Мне всегда везет! Мемуары счастливой женщины - Галина Артемьева 40 стр.


Я одна. Нет. Мы с моим ребеночком, которому предстоит появиться на свет ровно через два месяца, в феврале…

Мне хочется плакать, но нельзя. Я говорю себе: «Ничего. Нельзя. Новый год… Как встретишь, так и проведешь… Надо радоваться… Надо загадывать желание… Пусть будет мальчик…»

Заветное — чтоб муж перестал врать и пить — я уже давно не загадываю… Понимаю, что не сбудется никогда…

В без четверти двенадцать слышу возню у входной двери. Открываю.

Вижу — чудо. Распухло до неузнаваемости. Себя не помнит и не понимает. Еле стоит. Мне страшно, что он всей мощью своих 120 кг упадет на мой живот… Как он шел по городу? Шинель военная распахнута, галстука нет… Шапки тоже…

Делаю шаг назад. Чудо вваливается в свой мирный дом, падает у входа. Все — запас его самоконтроля закончился. Я захлопываю дверь. Снизу, со стороны пола, доносится грозное:

— Откуда такая жестокость! У меня больной тяжелый, а ты… А ты… Все всё понимают… А ты — жестокая…

Эта тема почему-то всегда звучит, когда чудо возвращается после затянувшегося осмотра тяжелого больного.

Встать он не может. И это хорошо. Потому что когда может встать, обязательно раскрутит скандал, разбудит детей. А тут — просто поорал и заснул.

А до Нового года — всего ничего осталось…

Каких-то две-три минуты… Скорее лимонад налить в бокал! И не вздумать плакать. Детка в животе испугается. И — надо улыбаться… Ведь как Новый год встретишь, так и пойдет…

У меня все хорошо, Дедушка Мороз!

Слышишь? У меня все хорошо! Очень! Мне тепло! Тепло! На храп из коридора не обращай внимания. Все равно — муж же дома. И мне не надо волноваться о нем… Жив, здоров… Пожалуйста — пусть детки будут здоровы. И пусть родится мальчик. Мальчик!

— Бум… бум… …

— Главное еще, Дед Мороз, пожалуйста, умоляю, сделай так, чтобы соседи не пришли поздравлять… Хотя вряд ли… Они понимают… Живот… Мне раньше надо спать лечь. Но на всякий случай — пусть не приходят. Пожалуйста! А то тут у входа лежит честь советского офицера… Нельзя ее ронять…Она сама упала. Случайно. Не удержалась… Но встанет! Встанет завтра!


Дед Мороз все исполнил в лучшем виде.
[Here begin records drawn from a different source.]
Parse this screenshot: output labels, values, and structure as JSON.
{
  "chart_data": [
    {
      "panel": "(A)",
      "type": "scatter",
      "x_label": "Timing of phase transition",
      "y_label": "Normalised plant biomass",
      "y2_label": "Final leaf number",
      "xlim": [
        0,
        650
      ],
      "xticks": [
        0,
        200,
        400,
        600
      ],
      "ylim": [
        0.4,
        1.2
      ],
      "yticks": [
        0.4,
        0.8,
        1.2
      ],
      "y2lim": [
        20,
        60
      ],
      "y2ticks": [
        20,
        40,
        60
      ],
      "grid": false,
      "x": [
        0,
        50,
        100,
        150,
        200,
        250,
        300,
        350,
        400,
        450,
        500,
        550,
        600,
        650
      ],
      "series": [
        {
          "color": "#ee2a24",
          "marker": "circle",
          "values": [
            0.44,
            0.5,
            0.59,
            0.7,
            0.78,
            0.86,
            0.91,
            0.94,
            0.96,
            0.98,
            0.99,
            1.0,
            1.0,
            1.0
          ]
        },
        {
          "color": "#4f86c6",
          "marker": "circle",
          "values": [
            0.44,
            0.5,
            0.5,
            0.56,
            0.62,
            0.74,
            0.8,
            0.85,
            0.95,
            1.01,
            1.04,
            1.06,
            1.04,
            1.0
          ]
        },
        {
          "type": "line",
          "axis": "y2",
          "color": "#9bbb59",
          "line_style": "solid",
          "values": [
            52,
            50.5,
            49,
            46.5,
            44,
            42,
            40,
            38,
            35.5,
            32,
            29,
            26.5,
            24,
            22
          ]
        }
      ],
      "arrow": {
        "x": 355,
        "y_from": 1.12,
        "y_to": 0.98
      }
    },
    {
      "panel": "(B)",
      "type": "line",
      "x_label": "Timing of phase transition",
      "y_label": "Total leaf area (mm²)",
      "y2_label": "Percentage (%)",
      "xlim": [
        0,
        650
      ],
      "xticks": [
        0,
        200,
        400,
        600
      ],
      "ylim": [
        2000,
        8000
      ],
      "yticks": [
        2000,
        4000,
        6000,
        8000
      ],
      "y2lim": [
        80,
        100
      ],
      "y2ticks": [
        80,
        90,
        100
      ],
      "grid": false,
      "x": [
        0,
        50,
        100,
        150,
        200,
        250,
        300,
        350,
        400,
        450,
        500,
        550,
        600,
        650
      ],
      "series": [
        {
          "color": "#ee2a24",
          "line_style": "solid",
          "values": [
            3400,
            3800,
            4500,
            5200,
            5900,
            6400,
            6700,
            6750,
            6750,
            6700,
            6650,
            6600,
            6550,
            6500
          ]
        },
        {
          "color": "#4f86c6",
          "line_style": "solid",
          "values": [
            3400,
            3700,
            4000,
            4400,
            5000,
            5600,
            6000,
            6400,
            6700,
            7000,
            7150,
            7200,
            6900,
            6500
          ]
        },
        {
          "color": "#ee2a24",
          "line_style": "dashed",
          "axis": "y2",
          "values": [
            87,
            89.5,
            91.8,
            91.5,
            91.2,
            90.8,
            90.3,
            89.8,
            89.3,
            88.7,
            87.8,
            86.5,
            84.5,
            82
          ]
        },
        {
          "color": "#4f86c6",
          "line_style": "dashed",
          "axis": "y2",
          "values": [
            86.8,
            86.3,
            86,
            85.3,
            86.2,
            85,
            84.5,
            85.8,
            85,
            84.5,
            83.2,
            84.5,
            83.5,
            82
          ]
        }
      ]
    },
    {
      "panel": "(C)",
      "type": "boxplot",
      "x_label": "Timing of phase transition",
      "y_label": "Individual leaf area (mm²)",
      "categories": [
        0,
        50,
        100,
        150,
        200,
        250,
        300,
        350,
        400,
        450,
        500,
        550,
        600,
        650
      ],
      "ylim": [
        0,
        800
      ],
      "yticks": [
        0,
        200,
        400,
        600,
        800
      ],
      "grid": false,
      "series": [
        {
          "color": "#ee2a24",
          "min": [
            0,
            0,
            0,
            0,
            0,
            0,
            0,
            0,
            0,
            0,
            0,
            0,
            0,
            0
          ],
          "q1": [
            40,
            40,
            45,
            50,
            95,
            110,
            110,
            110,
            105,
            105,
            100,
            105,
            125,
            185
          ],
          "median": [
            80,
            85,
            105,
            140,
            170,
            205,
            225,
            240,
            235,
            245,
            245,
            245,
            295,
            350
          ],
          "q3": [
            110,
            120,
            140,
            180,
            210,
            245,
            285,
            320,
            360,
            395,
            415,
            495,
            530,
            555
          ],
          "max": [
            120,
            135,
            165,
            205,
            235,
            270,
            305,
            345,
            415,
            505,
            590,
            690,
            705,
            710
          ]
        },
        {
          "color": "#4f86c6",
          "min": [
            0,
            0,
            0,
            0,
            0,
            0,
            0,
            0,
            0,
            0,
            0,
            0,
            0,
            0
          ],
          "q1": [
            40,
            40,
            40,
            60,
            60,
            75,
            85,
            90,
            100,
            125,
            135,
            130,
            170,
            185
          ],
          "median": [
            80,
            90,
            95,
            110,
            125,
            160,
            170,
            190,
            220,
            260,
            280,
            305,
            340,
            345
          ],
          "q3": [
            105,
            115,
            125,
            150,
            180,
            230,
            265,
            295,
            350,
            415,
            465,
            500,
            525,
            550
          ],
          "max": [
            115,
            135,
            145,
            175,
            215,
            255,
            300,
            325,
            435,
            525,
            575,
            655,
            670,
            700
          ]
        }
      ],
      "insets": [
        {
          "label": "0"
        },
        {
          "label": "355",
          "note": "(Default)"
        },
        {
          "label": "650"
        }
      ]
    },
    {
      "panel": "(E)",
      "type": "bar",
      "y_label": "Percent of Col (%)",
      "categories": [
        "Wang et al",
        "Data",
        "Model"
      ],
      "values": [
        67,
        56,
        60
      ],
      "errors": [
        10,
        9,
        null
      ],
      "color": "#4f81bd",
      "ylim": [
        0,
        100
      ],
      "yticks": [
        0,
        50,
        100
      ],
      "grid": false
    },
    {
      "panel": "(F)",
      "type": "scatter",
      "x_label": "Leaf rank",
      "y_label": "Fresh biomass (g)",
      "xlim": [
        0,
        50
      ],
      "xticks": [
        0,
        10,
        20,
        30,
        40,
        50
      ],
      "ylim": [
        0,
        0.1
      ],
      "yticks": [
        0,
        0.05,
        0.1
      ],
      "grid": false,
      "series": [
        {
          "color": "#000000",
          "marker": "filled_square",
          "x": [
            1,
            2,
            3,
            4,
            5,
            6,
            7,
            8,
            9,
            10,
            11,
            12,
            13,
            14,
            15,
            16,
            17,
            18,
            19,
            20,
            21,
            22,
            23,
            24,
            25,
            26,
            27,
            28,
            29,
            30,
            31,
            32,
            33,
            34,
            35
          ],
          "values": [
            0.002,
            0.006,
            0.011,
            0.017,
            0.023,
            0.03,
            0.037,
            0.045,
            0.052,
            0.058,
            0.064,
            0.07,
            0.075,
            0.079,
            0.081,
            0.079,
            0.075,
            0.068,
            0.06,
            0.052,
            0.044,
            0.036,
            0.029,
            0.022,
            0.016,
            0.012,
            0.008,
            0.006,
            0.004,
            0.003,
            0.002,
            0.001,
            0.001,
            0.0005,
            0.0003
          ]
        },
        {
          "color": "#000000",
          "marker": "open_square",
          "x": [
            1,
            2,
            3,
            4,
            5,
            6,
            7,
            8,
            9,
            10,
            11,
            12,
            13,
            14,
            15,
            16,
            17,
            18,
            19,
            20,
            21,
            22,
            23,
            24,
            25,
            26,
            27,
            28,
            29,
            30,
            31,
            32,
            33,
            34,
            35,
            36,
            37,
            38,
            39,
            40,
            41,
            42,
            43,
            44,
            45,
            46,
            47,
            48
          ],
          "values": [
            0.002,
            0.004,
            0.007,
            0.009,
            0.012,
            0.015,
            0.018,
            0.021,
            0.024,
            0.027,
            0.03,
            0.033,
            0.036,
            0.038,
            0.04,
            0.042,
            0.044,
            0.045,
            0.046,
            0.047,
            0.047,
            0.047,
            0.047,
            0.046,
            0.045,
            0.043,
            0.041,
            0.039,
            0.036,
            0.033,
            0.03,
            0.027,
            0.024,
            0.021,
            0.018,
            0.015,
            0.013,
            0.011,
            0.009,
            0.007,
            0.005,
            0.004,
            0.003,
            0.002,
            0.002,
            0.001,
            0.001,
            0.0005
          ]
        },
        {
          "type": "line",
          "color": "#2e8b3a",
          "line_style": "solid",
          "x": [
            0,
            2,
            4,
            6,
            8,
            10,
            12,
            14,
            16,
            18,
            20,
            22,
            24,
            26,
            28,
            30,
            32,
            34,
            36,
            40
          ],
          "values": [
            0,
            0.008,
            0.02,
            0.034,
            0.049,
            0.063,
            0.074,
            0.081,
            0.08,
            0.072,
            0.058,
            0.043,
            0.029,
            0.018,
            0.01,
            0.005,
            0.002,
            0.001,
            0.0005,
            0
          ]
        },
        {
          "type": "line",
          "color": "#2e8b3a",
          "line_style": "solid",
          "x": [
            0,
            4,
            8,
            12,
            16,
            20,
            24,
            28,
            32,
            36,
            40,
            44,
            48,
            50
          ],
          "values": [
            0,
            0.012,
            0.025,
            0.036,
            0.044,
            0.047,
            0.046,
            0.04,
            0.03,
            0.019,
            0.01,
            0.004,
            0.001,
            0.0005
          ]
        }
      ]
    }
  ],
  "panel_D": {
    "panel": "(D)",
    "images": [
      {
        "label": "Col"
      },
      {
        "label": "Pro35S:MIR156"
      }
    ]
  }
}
Первого января пошла гулять с детками… На пустыре чешские мальчишки играли в футбол с советской офицерской шапкой. В груди кольнуло. Честь советского офицера подвергалась частичному поруганию…

— Дед Мороз… Еще одна просьба! Пусть никто не узнает, чья это шапка… Пусть ребята ее запинают так, чтобы она превратилась поскорее в кусок рухляди… Стыдно, Дед Мороз!


И кто после этого скажет, что я невезучая? И что Деда Мороза не существует? Через пару дней шапку вовсе было не узнать… Спокойно идешь себе мимо пустыря и даже в ус не дуешь…


Когда-то замечательный чешский писатель Карел Чапек (кстати, ему мы обязаны словом РОБОТ — это попутно) сказал о захвате своей родины фашистской Германией:

«Все не так плохо: Нас не продавали — нас выдали даром».


И действительно — как метко сказано!

Но не про нас…

Потому как мы сами себя сдали… Как ту шапку… По пьяни.

Но как же удобно, лежа на полу в собственной блевотине, обвинять всех кругом! Виноватые всегда найдутся… Вот — жена с пузом… Спящие дети… Их удобнее всего сдать… Даром…

Сдвиг

В Чехословакии однажды увидела по ТВ в популярной программе (что-то вроде психологического практикума) сюжет о молодой паре.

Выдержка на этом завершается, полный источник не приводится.